This is the journal/report of a computer science teacher at a private school who redesigned his classes, moving away from a grades- and information-based model toward an adaptive learning, self-motivating, community-of-scholars, discovery approach. He designed it as an ongoing action-research project for his graduate degree. The narrative is easy to follow and good things happen.
I post this one as a counter to Mr Friedman, and as a guide toward where action research is needed: away from the built-in goals and failures of unchallenged schooling. It is a bit dated, but so is our approach. There's a chapter in one of his books entitled "Research by People" that I'll try to track down and see if it pertains.
No doubt helped by the federal dollars they seem to receive, here is a nice pamphlet from the Northeast and Islands Regional Educational
Laboratory At Brown University. It explains their approach and model, and includes a couple of informative charts. It also describes two action research projects, one at an elementary school in Lowell and the other at a middle school in Providence.

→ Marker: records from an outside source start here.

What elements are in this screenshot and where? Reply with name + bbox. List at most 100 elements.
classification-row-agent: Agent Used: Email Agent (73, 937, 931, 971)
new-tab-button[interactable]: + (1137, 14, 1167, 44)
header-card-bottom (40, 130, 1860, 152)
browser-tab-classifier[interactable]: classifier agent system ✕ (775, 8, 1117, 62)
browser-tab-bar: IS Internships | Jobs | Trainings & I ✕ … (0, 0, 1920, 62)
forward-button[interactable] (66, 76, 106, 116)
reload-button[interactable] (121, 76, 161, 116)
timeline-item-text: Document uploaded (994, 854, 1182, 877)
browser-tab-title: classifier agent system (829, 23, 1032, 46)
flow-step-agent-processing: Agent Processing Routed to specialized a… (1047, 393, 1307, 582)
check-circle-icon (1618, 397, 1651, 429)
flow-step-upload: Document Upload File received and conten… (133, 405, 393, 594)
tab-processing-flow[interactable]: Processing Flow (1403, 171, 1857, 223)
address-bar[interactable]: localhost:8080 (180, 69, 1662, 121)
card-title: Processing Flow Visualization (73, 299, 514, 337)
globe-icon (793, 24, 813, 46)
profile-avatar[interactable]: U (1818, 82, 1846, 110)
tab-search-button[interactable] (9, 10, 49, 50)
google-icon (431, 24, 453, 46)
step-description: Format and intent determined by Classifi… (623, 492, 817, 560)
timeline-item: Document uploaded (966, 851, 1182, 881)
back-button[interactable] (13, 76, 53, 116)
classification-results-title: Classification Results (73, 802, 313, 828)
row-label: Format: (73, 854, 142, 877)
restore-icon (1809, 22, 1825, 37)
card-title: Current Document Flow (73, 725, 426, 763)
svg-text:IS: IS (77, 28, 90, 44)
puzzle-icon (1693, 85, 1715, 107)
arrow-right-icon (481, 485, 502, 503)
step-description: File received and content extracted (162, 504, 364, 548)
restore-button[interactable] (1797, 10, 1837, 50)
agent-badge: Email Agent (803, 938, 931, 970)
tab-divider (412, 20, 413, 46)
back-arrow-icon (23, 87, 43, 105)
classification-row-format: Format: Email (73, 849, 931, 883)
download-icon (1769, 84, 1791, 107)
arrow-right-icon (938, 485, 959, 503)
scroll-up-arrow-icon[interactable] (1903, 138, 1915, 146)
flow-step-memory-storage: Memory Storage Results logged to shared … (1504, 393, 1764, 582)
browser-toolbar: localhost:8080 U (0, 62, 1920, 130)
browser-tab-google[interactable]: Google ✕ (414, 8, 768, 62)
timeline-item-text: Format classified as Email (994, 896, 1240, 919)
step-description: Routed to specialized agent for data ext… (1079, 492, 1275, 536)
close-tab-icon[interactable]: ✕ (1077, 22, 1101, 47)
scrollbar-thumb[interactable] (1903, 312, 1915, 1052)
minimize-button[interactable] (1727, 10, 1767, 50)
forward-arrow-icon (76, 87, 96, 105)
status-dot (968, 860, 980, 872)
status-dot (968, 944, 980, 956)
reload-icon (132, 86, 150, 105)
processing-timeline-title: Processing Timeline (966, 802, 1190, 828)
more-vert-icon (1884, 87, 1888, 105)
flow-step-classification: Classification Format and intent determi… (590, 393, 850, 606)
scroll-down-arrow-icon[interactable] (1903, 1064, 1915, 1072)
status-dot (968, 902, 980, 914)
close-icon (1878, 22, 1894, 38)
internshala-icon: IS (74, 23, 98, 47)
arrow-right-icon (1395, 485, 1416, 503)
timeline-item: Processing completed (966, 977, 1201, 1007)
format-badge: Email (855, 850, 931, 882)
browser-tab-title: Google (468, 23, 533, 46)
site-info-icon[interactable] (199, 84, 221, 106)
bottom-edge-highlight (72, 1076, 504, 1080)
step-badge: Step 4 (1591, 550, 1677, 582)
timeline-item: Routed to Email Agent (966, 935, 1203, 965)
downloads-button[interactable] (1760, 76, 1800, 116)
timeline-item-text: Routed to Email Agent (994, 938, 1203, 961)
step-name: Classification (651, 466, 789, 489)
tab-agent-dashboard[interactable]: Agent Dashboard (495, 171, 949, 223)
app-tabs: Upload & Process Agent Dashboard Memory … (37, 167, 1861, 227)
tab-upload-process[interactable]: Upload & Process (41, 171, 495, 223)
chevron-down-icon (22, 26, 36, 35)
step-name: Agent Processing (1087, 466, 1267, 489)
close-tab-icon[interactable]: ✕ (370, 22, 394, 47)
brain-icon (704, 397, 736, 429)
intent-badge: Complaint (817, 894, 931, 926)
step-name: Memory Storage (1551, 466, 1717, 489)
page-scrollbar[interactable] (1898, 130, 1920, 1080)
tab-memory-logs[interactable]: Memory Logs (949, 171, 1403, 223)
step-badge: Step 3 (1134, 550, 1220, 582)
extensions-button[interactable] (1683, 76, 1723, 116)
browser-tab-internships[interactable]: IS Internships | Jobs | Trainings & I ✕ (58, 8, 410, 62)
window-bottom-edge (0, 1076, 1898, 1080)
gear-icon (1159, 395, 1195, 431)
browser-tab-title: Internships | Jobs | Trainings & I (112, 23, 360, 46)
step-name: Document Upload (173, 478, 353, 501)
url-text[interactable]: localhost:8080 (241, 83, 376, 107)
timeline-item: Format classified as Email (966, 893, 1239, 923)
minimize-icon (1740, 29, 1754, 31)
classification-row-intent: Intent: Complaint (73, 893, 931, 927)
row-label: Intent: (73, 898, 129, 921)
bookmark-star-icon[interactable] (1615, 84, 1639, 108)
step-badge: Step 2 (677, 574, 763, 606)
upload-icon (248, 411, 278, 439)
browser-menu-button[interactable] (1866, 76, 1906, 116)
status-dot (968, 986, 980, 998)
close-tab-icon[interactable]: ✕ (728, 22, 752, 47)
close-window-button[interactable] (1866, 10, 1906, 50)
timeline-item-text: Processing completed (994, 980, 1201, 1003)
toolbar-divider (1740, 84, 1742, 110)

More predictable easy pap from Tom Friedman, the NYTImes resident billionaire sage. He reports that we are falling fast and that we, in order to field a strong military and compete in global economics, need to make serious changes in the quality of our national teacher stock. He points to countries that require teachers to graduate in the top third of their college class and he advocates establishing a federal/national teacher's college, similar to a military academy, as a symbolic leader in the all out public relations battle needed to get people to take schooling seriously. He does closes by acknowledging that students and parents have to get on board, too.